In 2008, another study was published that assigned well-trained runners to either a control group or an intervention group — both groups performed a series of half-squats three times a week for eight weeks. Both groups continued their regular running regimen. While V02 max and body weight remained constant, the strength training group’s time to exhaustion at maximal aerobic speed improved by an impressive 21.3 percent.
Put together, a systematic review of the published literature through the spring of 2007 confirmed the positive effects of concurrent resistance and endurance training. Physiologically speaking, the studies measured a collective 4.6 percent improvement in running economy. Of more interest to runners looking for lower PRs, however, is the fact that they identified a 2.9 percent improvement in 3K/5K performances. That’s like going from a 13:30 5K to a 13:06.5.
Different routines, the same result
Again and again, the positive effects of strength training on endurance running performance have been replicated. Putting it into practice is the tough part. As Carlson explains, however, it doesn’t require a significant amount of extra time in the gym. For the Team Minnesota runners Carlson trains, he suggests about 30 minutes of 8–12 exercises, one or two times per week during the competitive season.
Carlson prescribes 6–20 reps of each exercise (some will be fatigued at 6 and others at 20), all done in a slow and controlled fashion to the point of fatigue. During a week with two scheduled strength sessions, he may give a runner the same upper body workouts both days, but varies the leg exercises. He also assigns three different exercises for the midsection: one that involves flexion, one for extension and one that rotates the torso.

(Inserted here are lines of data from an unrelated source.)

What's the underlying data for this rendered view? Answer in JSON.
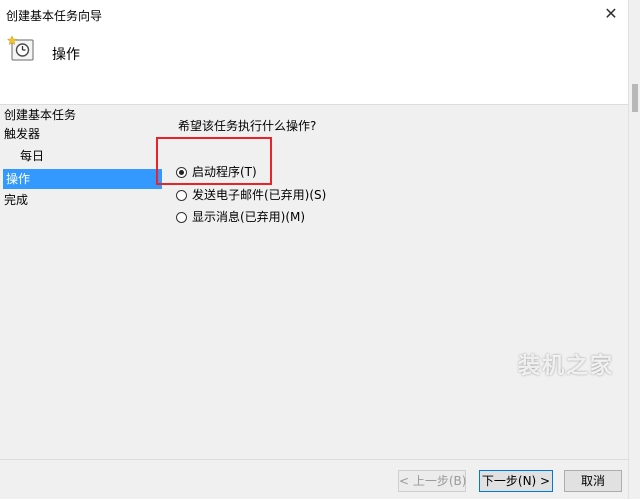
{
  "window": {
    "title": "创建基本任务向导",
    "close_glyph": "✕"
  },
  "header": {
    "title": "操作",
    "icon": "task-clock-icon"
  },
  "nav": {
    "items": [
      {
        "label": "创建基本任务",
        "selected": false
      },
      {
        "label": "触发器",
        "selected": false
      },
      {
        "label": "每日",
        "selected": false
      },
      {
        "label": "操作",
        "selected": true
      },
      {
        "label": "完成",
        "selected": false
      }
    ]
  },
  "main": {
    "question": "希望该任务执行什么操作?",
    "options": [
      {
        "label": "启动程序(T)",
        "checked": true
      },
      {
        "label": "发送电子邮件(已弃用)(S)",
        "checked": false
      },
      {
        "label": "显示消息(已弃用)(M)",
        "checked": false
      }
    ],
    "highlight_color": "#e8232a"
  },
  "footer": {
    "back_label": "< 上一步(B)",
    "next_label": "下一步(N) >",
    "cancel_label": "取消"
  },
  "watermark": {
    "text": "装机之家"
  },
  "colors": {
    "selection": "#3399ff",
    "panel": "#f0f0f0"
  }
}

Many of the elite runners spend more time doing body weight strength training than pumping iron. Recent runner-up in the USA Women’s Marathon Championships, Katie McGregor’s strength training is mostly sans weights. “I do a series of exercises including planks and hamstring curls with a stability ball. I also do split jumps and step-ups for my lower body,” she says. Depending on the exercise and her current strength, she does about three sets of 10–20 repetitions.
Gotcher makes use of similar exercises twice a week, including jumping jacks (30), side planks (1 minute on each side), step-ups on each leg (15), walking lunges (15), fit ball hamstring curls (10) and donkey kicks (15). In addition, Gotcher and his teammates do two sets of 10 pull-ups and chin-ups and 4–5 sets of 20 push-ups.

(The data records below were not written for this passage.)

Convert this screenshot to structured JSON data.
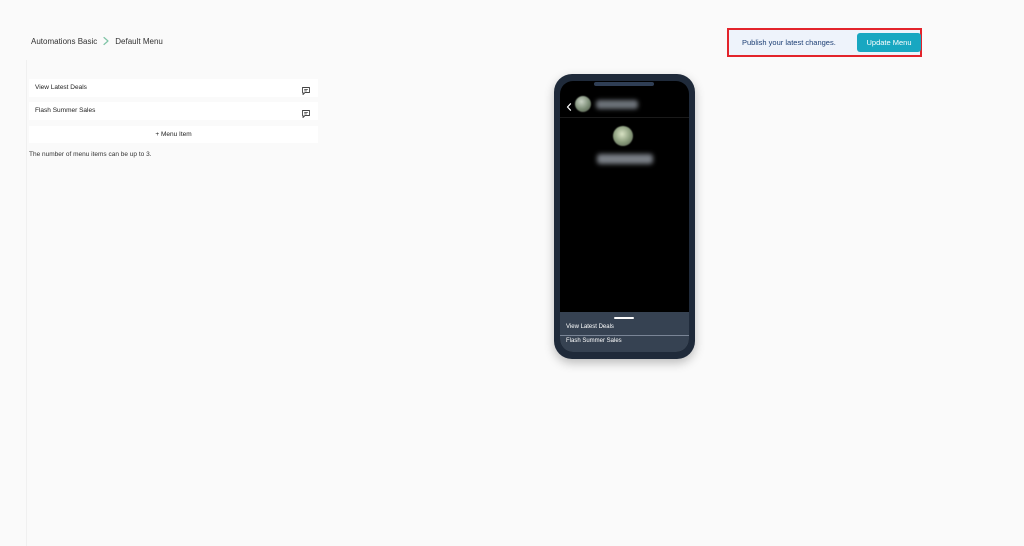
{
  "breadcrumb": {
    "parent": "Automations Basic",
    "current": "Default Menu",
    "separator_icon": "chevron-right-icon",
    "separator_color": "#7fc4a6"
  },
  "publish": {
    "message": "Publish your latest changes.",
    "button_label": "Update Menu",
    "button_color": "#18a7c1",
    "highlight_color": "#e3242b"
  },
  "menu": {
    "items": [
      {
        "label": "View Latest Deals",
        "icon": "message-reply-icon"
      },
      {
        "label": "Flash Summer Sales",
        "icon": "message-reply-icon"
      }
    ],
    "add_label": "+ Menu Item",
    "hint": "The number of menu items can be up to 3."
  },
  "phone_preview": {
    "back_icon": "chevron-left-icon",
    "sheet_items": [
      {
        "label": "View Latest Deals"
      },
      {
        "label": "Flash Summer Sales"
      }
    ]
  }
}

At Team Indiana Elite, Haas and his fellow harriers meet for a 90-minute strength and conditioning session twice a week at St. Vincent’s Sports Performance. This includes an intense core routine, which they say isn’t focused on the idea of strength but on avoiding muscle imbalances and maintaining good form.

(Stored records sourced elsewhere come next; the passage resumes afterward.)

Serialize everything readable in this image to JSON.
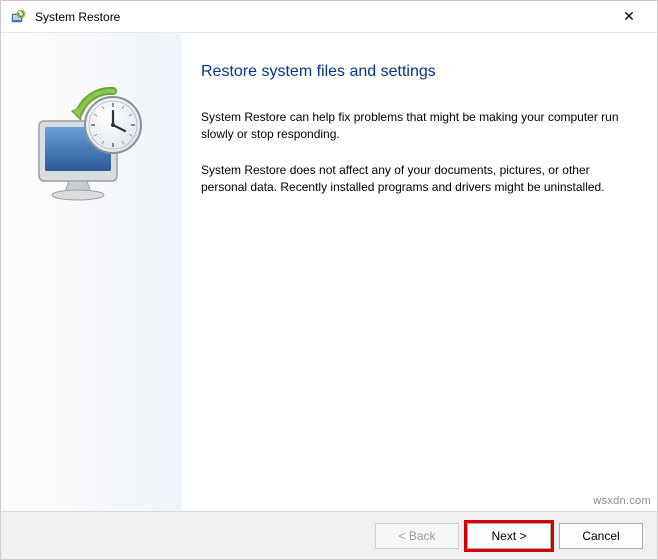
{
  "titlebar": {
    "title": "System Restore",
    "close_label": "✕"
  },
  "main": {
    "heading": "Restore system files and settings",
    "paragraph1": "System Restore can help fix problems that might be making your computer run slowly or stop responding.",
    "paragraph2": "System Restore does not affect any of your documents, pictures, or other personal data. Recently installed programs and drivers might be uninstalled."
  },
  "footer": {
    "back_label": "< Back",
    "next_label": "Next >",
    "cancel_label": "Cancel"
  },
  "watermark": "wsxdn.com"
}
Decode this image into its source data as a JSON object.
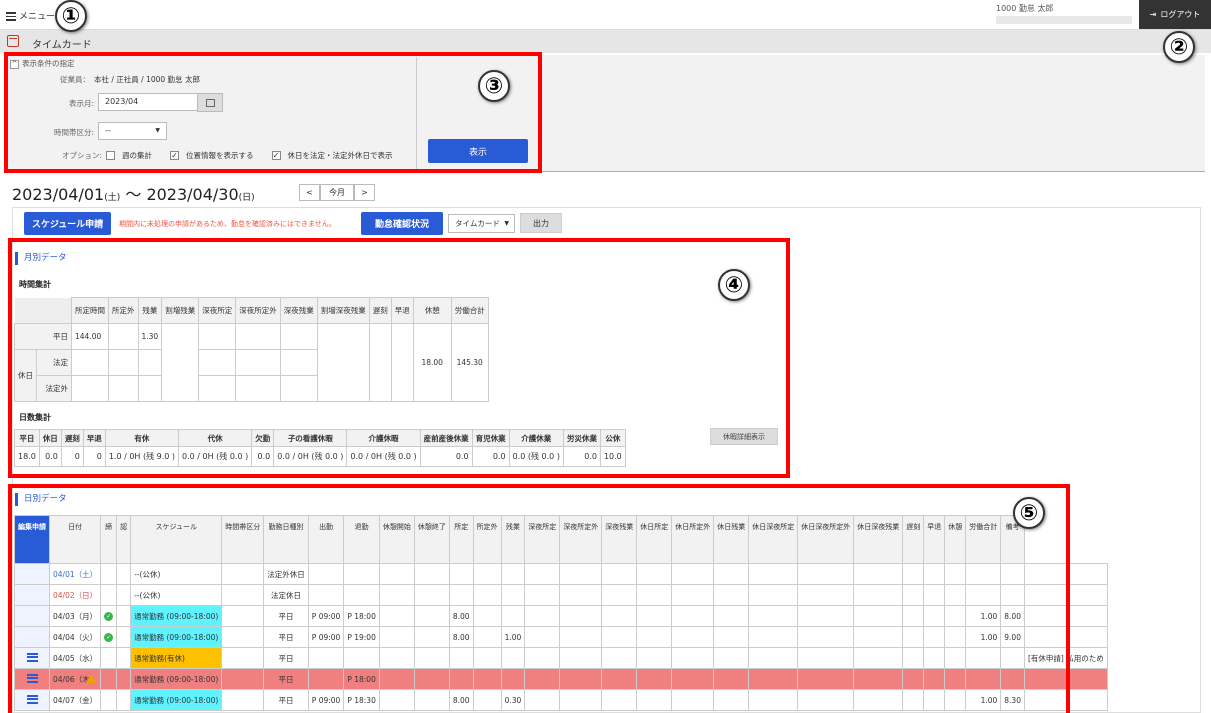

Based on the various training programs used by the elites, it’s clear that we don’t yet know the ideal strength training routine. What we do know is that strength training in many different forms results in better running economy and an improvement in running time to exhaustion. Put simply, you’ll be able to run faster, longer and stronger.
“At this level, I need every edge I can get,” says McGregor. What’s more, adding this into your routine won’t mean a significant time commitment. As Carlson explains, “You don’t need to strength train that often; consistency is the key.”